Еще в 1538 г. мирза приволжской ногайской орды Кель-Магмет жаловался на обиды, чинимые ему Городецкими, мещерскими и другими казаками. Боярская Дума именем царя уклончиво отвечала ему: «на Поле ходят казаки многие — казанцы, азовцы, крымцы и иные баловни казаки, а и наших украин казаки, с ними смешавшись, ходят. И те люди, как нам, так и вам, тати и разбойники; а на лихо их никто не учит: сделав какое лихо, разъезжаются по своим землям»[194]. Бессильная в то время Москва иначе и не могла ответить, а потому всегда прибегала к такой двойственной политике, втайне радуясь успеху казацкого оружия. Это, так сказать, были первые, еще нерешительные наступательные действия необъединенного еще восточного казачества на врагов христианства. Самая же страшная гроза для мусульманства наступала с северо-запада. В 1546 г. путивльский воевода князь Троекуров донес царю, что казаков на Поле много, и «черкасцев, и киян и твоих государевых, — вышли на Поле из всех украин»[195].

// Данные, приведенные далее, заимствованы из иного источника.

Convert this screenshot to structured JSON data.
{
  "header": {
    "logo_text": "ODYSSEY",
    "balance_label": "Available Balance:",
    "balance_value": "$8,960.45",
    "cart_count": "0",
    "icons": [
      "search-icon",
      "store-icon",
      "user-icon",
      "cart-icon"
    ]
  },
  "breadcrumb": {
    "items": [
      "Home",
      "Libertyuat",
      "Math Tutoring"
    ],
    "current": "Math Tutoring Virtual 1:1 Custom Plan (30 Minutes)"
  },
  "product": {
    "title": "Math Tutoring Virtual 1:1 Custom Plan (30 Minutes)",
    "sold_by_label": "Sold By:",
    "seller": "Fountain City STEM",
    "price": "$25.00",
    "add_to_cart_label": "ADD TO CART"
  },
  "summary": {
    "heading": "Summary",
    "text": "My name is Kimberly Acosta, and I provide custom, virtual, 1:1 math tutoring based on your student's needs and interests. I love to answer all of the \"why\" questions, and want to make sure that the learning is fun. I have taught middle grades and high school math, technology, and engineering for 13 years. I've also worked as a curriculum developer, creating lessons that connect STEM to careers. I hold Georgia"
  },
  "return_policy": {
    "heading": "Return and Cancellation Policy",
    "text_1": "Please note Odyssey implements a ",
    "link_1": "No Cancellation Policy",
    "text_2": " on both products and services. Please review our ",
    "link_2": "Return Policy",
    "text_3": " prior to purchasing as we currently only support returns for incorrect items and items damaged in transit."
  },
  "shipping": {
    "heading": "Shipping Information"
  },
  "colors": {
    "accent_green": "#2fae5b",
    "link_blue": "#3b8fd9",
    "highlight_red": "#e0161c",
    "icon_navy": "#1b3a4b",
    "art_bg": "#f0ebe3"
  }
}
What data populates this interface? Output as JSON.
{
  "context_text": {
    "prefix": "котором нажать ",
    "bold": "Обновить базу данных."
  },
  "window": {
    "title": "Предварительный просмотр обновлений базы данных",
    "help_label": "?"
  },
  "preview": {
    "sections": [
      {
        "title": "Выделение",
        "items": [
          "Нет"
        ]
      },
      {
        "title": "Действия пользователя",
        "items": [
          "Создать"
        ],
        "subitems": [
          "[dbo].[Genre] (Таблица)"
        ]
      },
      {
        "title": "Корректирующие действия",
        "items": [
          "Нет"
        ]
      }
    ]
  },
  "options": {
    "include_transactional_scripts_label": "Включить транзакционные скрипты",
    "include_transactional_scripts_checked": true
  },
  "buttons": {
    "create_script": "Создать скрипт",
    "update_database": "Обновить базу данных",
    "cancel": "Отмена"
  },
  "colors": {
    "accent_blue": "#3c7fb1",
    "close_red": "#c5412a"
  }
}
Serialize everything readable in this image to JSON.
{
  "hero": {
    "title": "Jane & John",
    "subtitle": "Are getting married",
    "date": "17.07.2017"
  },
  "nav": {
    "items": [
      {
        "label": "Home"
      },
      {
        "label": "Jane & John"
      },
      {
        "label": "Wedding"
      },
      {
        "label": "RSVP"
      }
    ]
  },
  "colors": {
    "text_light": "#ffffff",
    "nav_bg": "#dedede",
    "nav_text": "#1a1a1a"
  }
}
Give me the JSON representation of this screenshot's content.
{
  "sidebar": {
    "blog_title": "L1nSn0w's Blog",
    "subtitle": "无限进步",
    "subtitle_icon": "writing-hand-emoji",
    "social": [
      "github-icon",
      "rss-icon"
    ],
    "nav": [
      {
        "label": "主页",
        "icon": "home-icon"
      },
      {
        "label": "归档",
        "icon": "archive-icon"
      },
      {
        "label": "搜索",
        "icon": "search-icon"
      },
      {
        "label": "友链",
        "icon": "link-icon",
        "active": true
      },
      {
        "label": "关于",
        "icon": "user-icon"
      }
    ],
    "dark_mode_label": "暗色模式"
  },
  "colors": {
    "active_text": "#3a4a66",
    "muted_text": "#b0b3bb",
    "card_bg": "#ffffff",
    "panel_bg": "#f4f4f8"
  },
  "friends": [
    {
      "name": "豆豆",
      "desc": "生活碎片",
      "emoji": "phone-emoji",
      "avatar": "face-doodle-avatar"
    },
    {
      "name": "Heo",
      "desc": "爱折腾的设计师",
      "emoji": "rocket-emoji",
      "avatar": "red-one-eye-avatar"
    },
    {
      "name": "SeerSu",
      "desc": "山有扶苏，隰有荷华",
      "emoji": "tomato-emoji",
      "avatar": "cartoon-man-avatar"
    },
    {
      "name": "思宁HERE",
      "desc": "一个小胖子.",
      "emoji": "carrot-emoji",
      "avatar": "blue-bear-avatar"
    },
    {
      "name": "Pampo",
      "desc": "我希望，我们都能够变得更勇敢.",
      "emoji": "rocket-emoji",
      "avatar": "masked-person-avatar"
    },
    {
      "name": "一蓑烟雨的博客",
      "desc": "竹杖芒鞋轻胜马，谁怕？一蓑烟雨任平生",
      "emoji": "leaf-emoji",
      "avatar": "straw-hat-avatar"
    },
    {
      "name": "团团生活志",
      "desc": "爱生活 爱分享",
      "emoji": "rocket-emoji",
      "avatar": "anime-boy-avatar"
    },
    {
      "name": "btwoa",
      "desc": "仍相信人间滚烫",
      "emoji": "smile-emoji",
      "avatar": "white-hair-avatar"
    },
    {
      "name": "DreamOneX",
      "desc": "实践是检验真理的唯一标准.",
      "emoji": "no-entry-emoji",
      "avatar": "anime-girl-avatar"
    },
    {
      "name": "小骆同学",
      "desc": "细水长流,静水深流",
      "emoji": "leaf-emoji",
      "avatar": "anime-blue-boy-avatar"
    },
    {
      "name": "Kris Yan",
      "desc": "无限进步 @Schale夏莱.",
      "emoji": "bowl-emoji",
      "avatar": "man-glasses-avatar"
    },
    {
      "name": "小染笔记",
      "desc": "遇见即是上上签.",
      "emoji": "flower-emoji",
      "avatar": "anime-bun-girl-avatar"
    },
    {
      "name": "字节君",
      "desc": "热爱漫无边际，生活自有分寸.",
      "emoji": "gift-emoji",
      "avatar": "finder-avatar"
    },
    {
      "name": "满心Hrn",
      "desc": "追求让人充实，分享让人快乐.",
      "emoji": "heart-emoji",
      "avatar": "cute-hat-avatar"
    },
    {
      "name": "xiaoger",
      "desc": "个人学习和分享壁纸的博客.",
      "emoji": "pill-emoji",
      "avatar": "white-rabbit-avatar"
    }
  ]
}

Вскоре после этого ногайский князь Юсуф шлет в Москву одну жалобу за другой на чинимые ему казаками обиды. В первой Юсуф пишет: «В нынешнем (1549) году наши люди в Москву шли для торгу, а осенью, как шли они назад, ваши казаки севрюки, которые на Дону стоят, пришли на них… и куны их взяли»[196]. Во второй грамоте Юсуф объясняет, что торговый путь из улусов в Москву обещан быть свободным, а вышло напротив: «которые на Дону стоят русь наших гостей, в Москву едущих и возвращающихся оттоль, забирают. Если ты тех разбойников, что на Дону живут, к нам пришлешь или изведешь, то будет знаком дружбы; а нет, то не будешь союзник»[197]. Царь Иван политично отвечал Юсуфу: «Те разбойники, что гостей ваших забирают, живут на Дону без нашего ведома, от нас бегают. Мы не один раз посылали, чтобы их переловить, да наши люди добыть их не могут. Вы бы сами велели их переловить и к нам прислали, а мы приказали бы их показнить. Гостей ваших в своей земле мы бережем, а дорогою береглися бы они сами. Тебе известно, что на Поле всегда лихих людей много разных государств, и тех людей кому можно знать: нам гостей ваших беречь на Поле нельзя, а бережем и жалуем их в своем государстве»[198]. В следующем году, 1550, Юсуф уже пишет: «Холопи твои, нехто Сарыазман словет, на Дону в трех и в четырех местах городы поделали, да наших послов и людей наших, которые ходят к тебе и назад, стерегут да забирают, иных до смерти бьют»… Потом прибавил: «…этого же году люд и наши, исторговав в Руси, назад шли, и на Воронеже твои люди — Сарыазманом зовут — разбойник твой пришел и взял их»[199]. Вслед за этим Юсуф новою грамотою упрекает царя: «Дружба ли то, что на Дону твои холопи, Сарыазманом зовут, наших послов и гостей разбивают и грабят».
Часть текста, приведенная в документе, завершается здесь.